Tosh resigned in 2010, soon after internal auditors at KRS's questioned him about nearly $6m in fees paid to Sergeon in KRS deals.
"We followed up every issue that was raised and could not substantiate any specific evidence of wrong doing," Luallen added. "However, there were instances where the board could improve accountability, transparency and communication.
"There is not another public agency in Kentucky that has such a significant fiduciary responsibility affecting as great a number of people as the Kentucky Retirement System's board.
"To carry out this responsibility, these board trustees need to be highly qualified, adequately informed and fully engaged. Our recommendations offer significant steps KRS can take to strengthen board governance."
Key recommendations put forward by the audit included:
•That all information required by the Placement Agent Disclosure Policy be presented to the KRS Board of Trustees in a clear and transparent manner.
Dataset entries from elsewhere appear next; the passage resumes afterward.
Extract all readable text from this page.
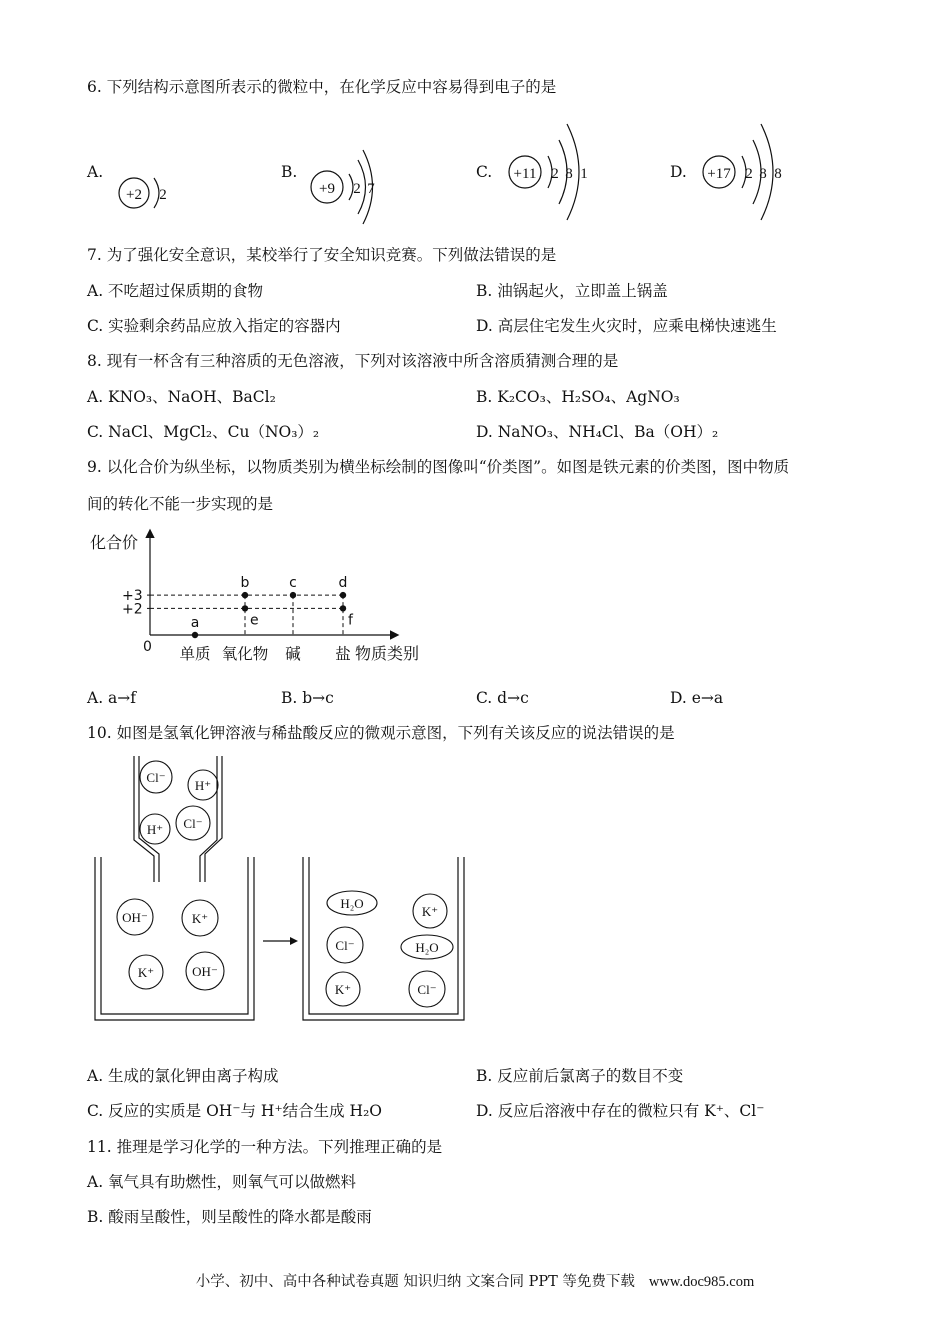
6. 下列结构示意图所表示的微粒中，在化学反应中容易得到电子的是
A.
+2 2
B.
+9 2 7
C. +11 2 8 1	D. +17 2 8 8
7. 为了强化安全意识，某校举行了安全知识竞赛。下列做法错误的是
A. 不吃超过保质期的食物	B. 油锅起火，立即盖上锅盖
C. 实验剩余药品应放入指定的容器内	D. 高层住宅发生火灾时，应乘电梯快速逃生
8. 现有一杯含有三种溶质的无色溶液，下列对该溶液中所含溶质猜测合理的是
A. KNO₃、NaOH、BaCl₂	B. K₂CO₃、H₂SO₄、AgNO₃
C. NaCl、MgCl₂、Cu（NO₃）₂	D. NaNO₃、NH₄Cl、Ba（OH）₂
9. 以化合价为纵坐标，以物质类别为横坐标绘制的图像叫“价类图”。如图是铁元素的价类图，图中物质
间的转化不能一步实现的是
化合价
物质类别
0
+3
+2
单质 氧化物 碱 盐
a
b	c	d
e	f
A. a→f	B. b→c	C. d→c	D. e→a
10. 如图是氢氧化钾溶液与稀盐酸反应的微观示意图，下列有关该反应的说法错误的是
Cl⁻
H⁺
H⁺ Cl⁻
OH⁻	K⁺
K⁺	OH⁻
H₂O
K⁺
Cl⁻	H₂O
K⁺	Cl⁻
A. 生成的氯化钾由离子构成	B. 反应前后氯离子的数目不变
C. 反应的实质是 OH⁻与 H⁺结合生成 H₂O	D. 反应后溶液中存在的微粒只有 K⁺、Cl⁻
11. 推理是学习化学的一种方法。下列推理正确的是
A. 氧气具有助燃性，则氧气可以做燃料
B. 酸雨呈酸性，则呈酸性的降水都是酸雨
小学、初中、高中各种试卷真题 知识归纳 文案合同 PPT 等免费下载 www.doc985.com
•That the Investment Committee receive more detailed information on recommended investments, including what steps were undertaken to locate the firms considered and all individuals or firms involved in identifying investment options and their services.
•That the Disclosure Statement include political contributions made to Kentucky officials within the past two years.
•That the General Assembly consider requiring the registration of placement agents as executive agency lobbyists with the Executive Branch Ethics Commission.
Luallen was also troubled by the audit into the financial viability of KRS.
"One overarching concern I want to emphasize is that the long-term viability of the retirement system has been dramatically impacted by the state's underfunding of its employer contributions since 2003," said Luallen.
"It is absolutely critical that future governors and legislatures honour the commitment in the 2008 pension reform legislation to continue to increase the employer contribution over the next 15 years to fully fund the retirement system's obligations," she added.
Because actuarially recommended contributions were not made in the state budget over the past decade, national studies have identified Kentucky as having one of the most troubled public employee pension funds in the country, the audit concluded.